Free Subscription to CFO Magazine

Reining In SPEs

(continued)

"A QSPE just holds assets and does what it's told," says Stephen G. Ryan, an associate professor of accounting at New York University's Stern School of Business. "It's like a watch: you wind it up and let it run." The one controversial issue is how to value the residual risk that most companies retain from the securitization transactions. FASB is not expected to change the rules regarding QSPE accounting.

Many SPEs, however, don't run like clockwork. For example, collateralized mortgage, debt, and bond obligations (CMOs, CDOs, and CBOs), which are usually set up as SPEs by commercial or investment banks, typically have an asset manager who actively trades the underlying collateral. They don't qualify for the exemption, because QSPEs can trade assets only under very restricted circumstances. CMOs, CDOs, and their kin therefore require an outside owner to stay off-balance-sheet.

"FAS 140 rules remove the discretion that an asset manager has," explains Jeff Allen, a senior manager with PricewaterhouseCoopers. "In some cases, it's impossible to accept the constraints." And if the threshold for outside investment is raised to 10 percent, the economic viability of these investment entities could be undermined.

At the same time, scores of different companies will find it more difficult to keep nonqualifying SPEs off their books. "It's pretty clear the rules will be tightened," says Jim Palmer, president of Boeing Capital Corp. The finance subsidiary of the aircraft manufacturer may have to bring some $1.2 billion in debt back on its books. "Our SPE structures currently meet existing rules, but if FASB moves to 10 percent, they'll probably have to come on the balance sheet." Palmer doesn't expect that will limit his company's growth going forward. But others may find that the added debt on their balance sheets will affect credit ratings — even loan covenants with commercial banks.

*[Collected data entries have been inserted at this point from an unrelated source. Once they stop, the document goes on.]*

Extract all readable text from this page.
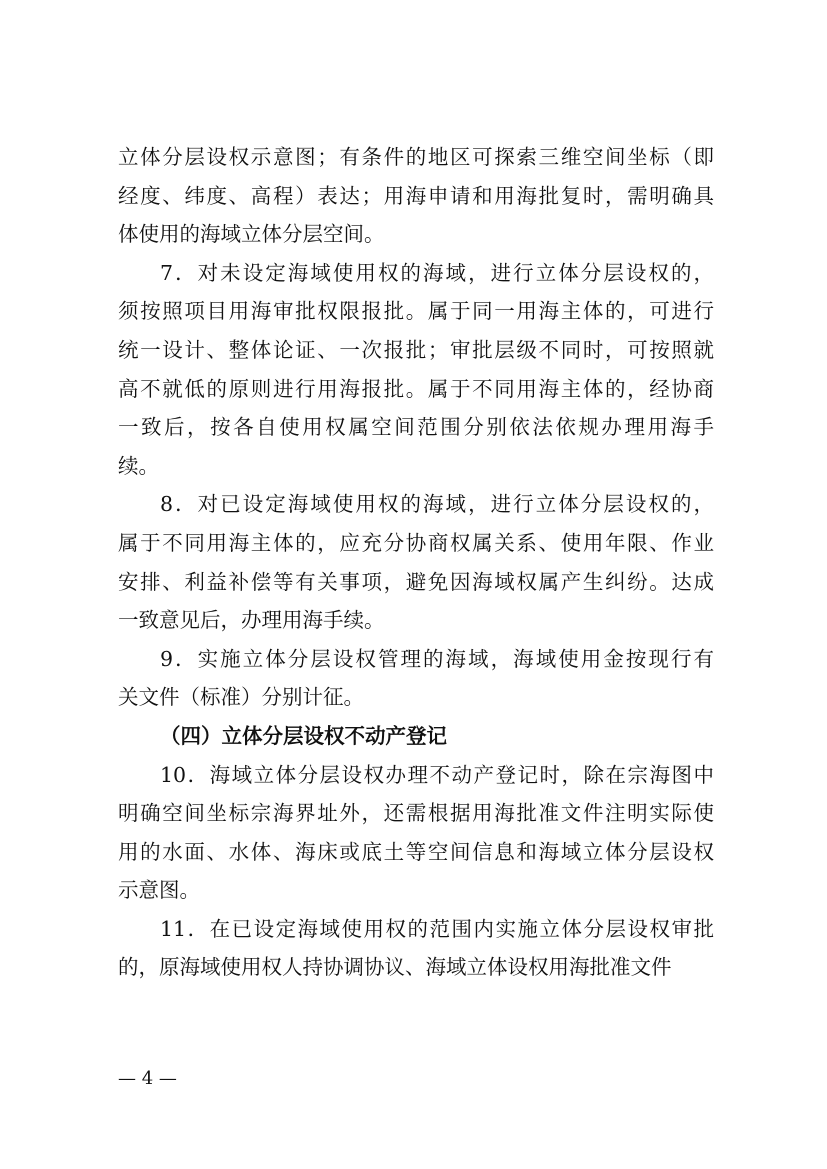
立体分层设权示意图；有条件的地区可探索三维空间坐标（即
经度、纬度、高程）表达；用海申请和用海批复时，需明确具
体使用的海域立体分层空间。
7．对未设定海域使用权的海域，进行立体分层设权的，
须按照项目用海审批权限报批。属于同一用海主体的，可进行
统一设计、整体论证、一次报批；审批层级不同时，可按照就
高不就低的原则进行用海报批。属于不同用海主体的，经协商
一致后，按各自使用权属空间范围分别依法依规办理用海手
续。
8．对已设定海域使用权的海域，进行立体分层设权的，
属于不同用海主体的，应充分协商权属关系、使用年限、作业
安排、利益补偿等有关事项，避免因海域权属产生纠纷。达成
一致意见后，办理用海手续。
9．实施立体分层设权管理的海域，海域使用金按现行有
关文件（标准）分别计征。
（四）立体分层设权不动产登记
10．海域立体分层设权办理不动产登记时，除在宗海图中
明确空间坐标宗海界址外，还需根据用海批准文件注明实际使
用的水面、水体、海床或底土等空间信息和海域立体分层设权
示意图。
11．在已设定海域使用权的范围内实施立体分层设权审批
的，原海域使用权人持协调协议、海域立体设权用海批准文件
— 4 —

Consolidation Sans Control
The post-Enron fear of investors and FASB is that nonqualified SPEs provide a means for executives to manage their company's earnings and, worse, commit fraud, as it appears Enron executives did. Simpson says that the purpose of new rules is not to stop the use of SPEs, but to reflect the risks they pose to sponsoring companies. "Just because a company has an SPE doesn't mean it's doing something wrong," says Simpson. "Our objective is not to limit the use of SPEs, but to consolidate them where appropriate."

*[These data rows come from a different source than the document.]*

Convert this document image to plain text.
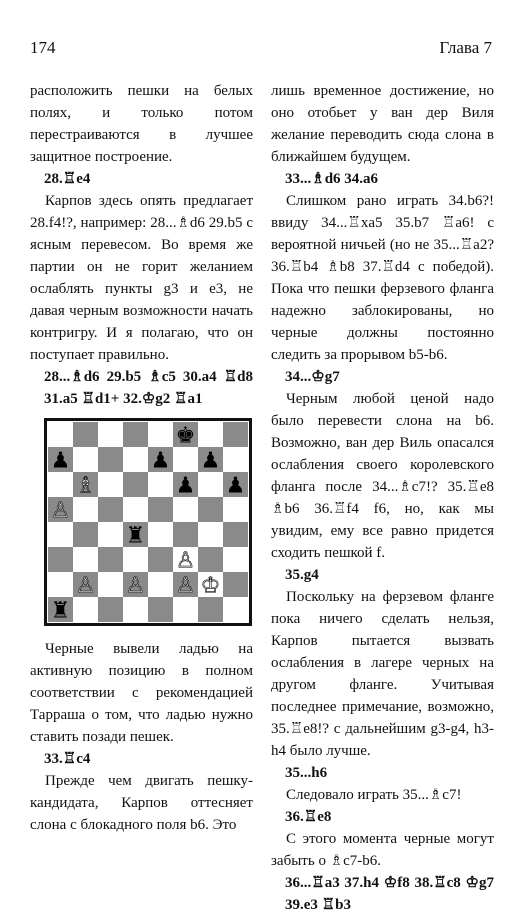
174	Глава 7

расположить пешки на белых полях, и только потом перестраиваются в лучшее защитное построение.

28.♖e4

Карпов здесь опять предлагает 28.f4!?, например: 28...♗d6 29.b5 с ясным перевесом. Во время же партии он не горит желанием ослаблять пункты g3 и e3, не давая черным возможности начать контригру. И я полагаю, что он поступает правильно.

28...♗d6 29.b5 ♗c5 30.a4 ♖d8 31.a5 ♖d1+ 32.♔g2 ♖a1

♚
♟	♟ ♟
♟
♗	♟
♙
♜
♙
♙ ♙ ♙ ♔
♜

Черные вывели ладью на активную позицию в полном соответствии с рекомендацией Тарраша о том, что ладью нужно ставить позади пешек.

33.♖c4

Прежде чем двигать пешку-кандидата, Карпов оттесняет слона с блокадного поля b6. Это

лишь временное достижение, но оно отобьет у ван дер Виля желание переводить сюда слона в ближайшем будущем.

33...♗d6 34.a6

Слишком рано играть 34.b6?! ввиду 34...♖xa5 35.b7 ♖a6! с вероятной ничьей (но не 35...♖a2? 36.♖b4 ♗b8 37.♖d4 с победой). Пока что пешки ферзевого фланга надежно заблокированы, но черные должны постоянно следить за прорывом b5-b6.

34...♔g7

Черным любой ценой надо было перевести слона на b6. Возможно, ван дер Виль опасался ослабления своего королевского фланга после 34...♗c7!? 35.♖e8 ♗b6 36.♖f4 f6, но, как мы увидим, ему все равно придется сходить пешкой f.

35.g4

Поскольку на ферзевом фланге пока ничего сделать нельзя, Карпов пытается вызвать ослабления в лагере черных на другом фланге. Учитывая последнее примечание, возможно, 35.♖e8!? с дальнейшим g3-g4, h3-h4 было лучше.

35...h6

Следовало играть 35...♗c7!

36.♖e8

С этого момента черные могут забыть о ♗c7-b6.

36...♖a3 37.h4 ♔f8 38.♖c8 ♔g7 39.e3 ♖b3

When is consolidation appropriate? The threshold is not the salient consideration, says Simpson. FASB's aim is to ensure that nonqualified SPEs have "sufficient independent economic substance." In layman's terms: that the SPEs are not controlled and cannot be manipulated by sponsoring companies.

The various off-balance-sheet partnerships run by Andy Fastow and other Enron executives were purchasing such risky assets as power plants and communications infrastructure, and, in other cases, entering highly risky hedging transactions with Enron. Clearly, some of the asset sales and repurchases, as well as the hedging transactions that Enron executed with the LJM partnerships and other furry friends like Chewco, Jedi, and Raptor, could never have been done with truly independent third parties. "The company was willing to give away 3 percent to Fastow not to consolidate the SPEs," says NYU's Ryan.

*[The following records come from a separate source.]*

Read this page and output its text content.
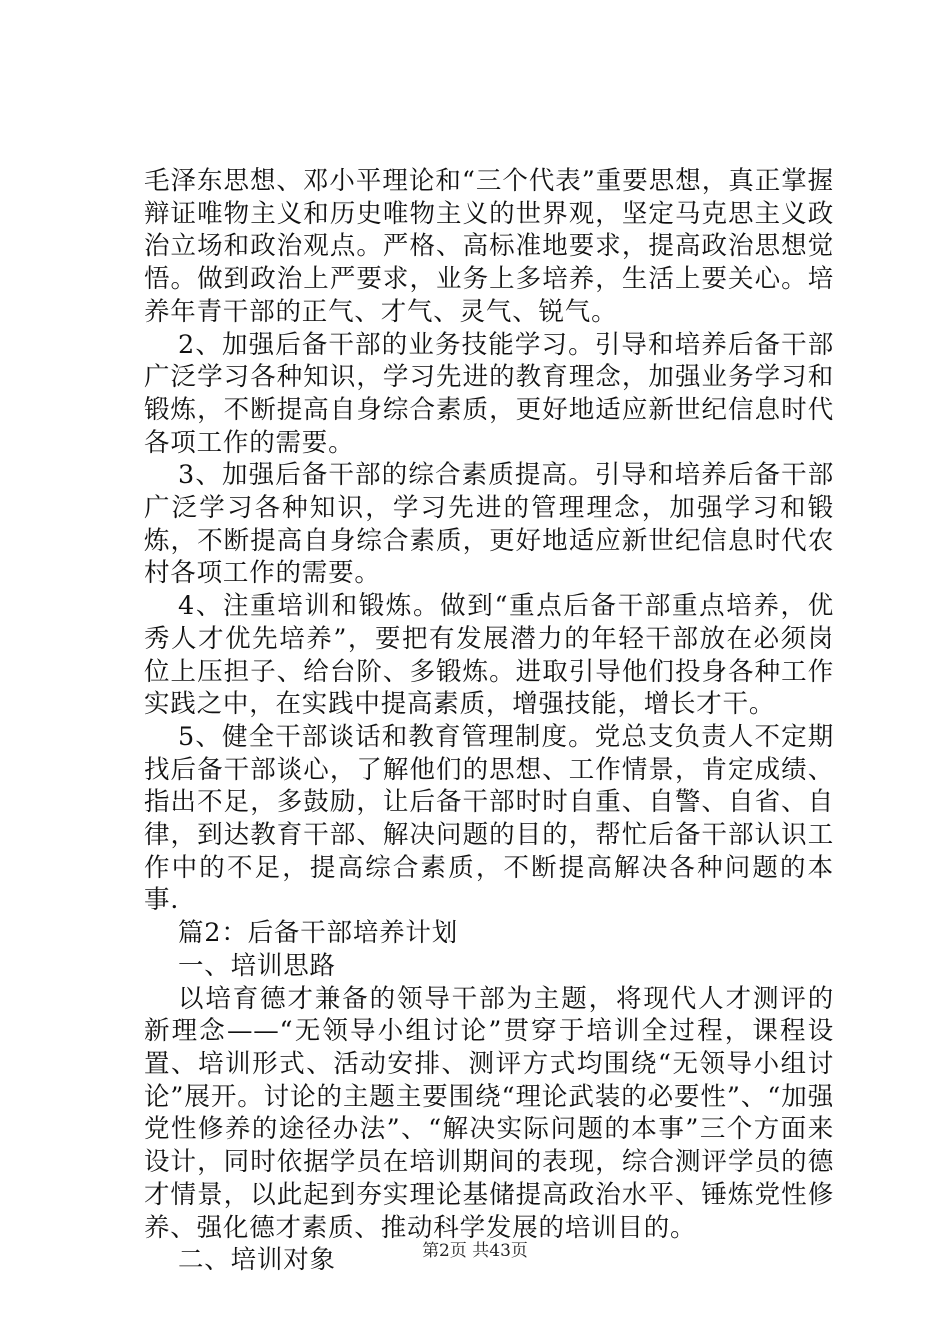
毛泽东思想、邓小平理论和“三个代表”重要思想，真正掌握辩证唯物主义和历史唯物主义的世界观，坚定马克思主义政治立场和政治观点。严格、高标准地要求，提高政治思想觉悟。做到政治上严要求，业务上多培养，生活上要关心。培养年青干部的正气、才气、灵气、锐气。

2、加强后备干部的业务技能学习。引导和培养后备干部广泛学习各种知识，学习先进的教育理念，加强业务学习和锻炼，不断提高自身综合素质，更好地适应新世纪信息时代各项工作的需要。

3、加强后备干部的综合素质提高。引导和培养后备干部广泛学习各种知识，学习先进的管理理念，加强学习和锻炼，不断提高自身综合素质，更好地适应新世纪信息时代农村各项工作的需要。

4、注重培训和锻炼。做到“重点后备干部重点培养，优秀人才优先培养”，要把有发展潜力的年轻干部放在必须岗位上压担子、给台阶、多锻炼。进取引导他们投身各种工作实践之中，在实践中提高素质，增强技能，增长才干。

5、健全干部谈话和教育管理制度。党总支负责人不定期找后备干部谈心，了解他们的思想、工作情景，肯定成绩、指出不足，多鼓励，让后备干部时时自重、自警、自省、自律，到达教育干部、解决问题的目的，帮忙后备干部认识工作中的不足，提高综合素质，不断提高解决各种问题的本事.

篇2：后备干部培养计划

一、培训思路

以培育德才兼备的领导干部为主题，将现代人才测评的新理念——“无领导小组讨论”贯穿于培训全过程，课程设置、培训形式、活动安排、测评方式均围绕“无领导小组讨论”展开。讨论的主题主要围绕“理论武装的必要性”、“加强党性修养的途径办法”、“解决实际问题的本事”三个方面来设计，同时依据学员在培训期间的表现，综合测评学员的德才情景，以此起到夯实理论基储提高政治水平、锤炼党性修养、强化德才素质、推动科学发展的培训目的。

二、培训对象	第2页 共43页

The upshot is that companies that use SPEs for legitimate reasons will likely be paying for the sins of others. If the 10 percent threshold is applied across the board by FASB, off-balance-sheet leasing transactions could soon be a thing of the past. "SPE owners will be taking on more risk and they'll want more return," says Willens. "It may no longer make economic sense for companies to lease through an SPE." Given that existing off-balance-sheet structures are not likely to be grandfathered, companies with SPEs will either have to consolidate the entities, which in many cases would defeat their purpose, or restructure them to qualify under FAS 140 rules. The third option is to find new investors to take on the higher 10 percent stake. "Everyone will be working on ways to find outside investors," says Boeing Capital's Palmer.

But given the fear and loathing that SPEs are generating in the marketplace, that won't be easy.

A Better Solution?

Although new rules for special-purpose entities (SPEs) aren't expected until September, it's probably too much to hope that the Financial Accounting Standards Board will merely reinforce Securities and Exchange Commission disclosure requirements rather than change the rules concerning consolidation. "I don't think the accounting model is broken," says Jeff Allen, a senior manager with Pricewaterhouse-Coopers. "We just need better disclosure."

Public companies are already required to disclose contingent liabilities, recourse obligations, and guarantees that arise from their relationships with SPEs. The information, however, is typically buried in the notes to financial statements and is difficult to understand. "It's usually a dump of contractual terms that no one can process," says Stephen G. Ryan, associate professor of accounting at New York University's Stern School of Business. FASB seems to be leaning toward forcing off-balance-sheet assets and debt back onto the books. "Consolidation is a simplistic approach," says Ryan. "In the best of all worlds, companies would account for all the contractual rights and obligations in SPEs and then tie the risks associated with them to items in the financial statements."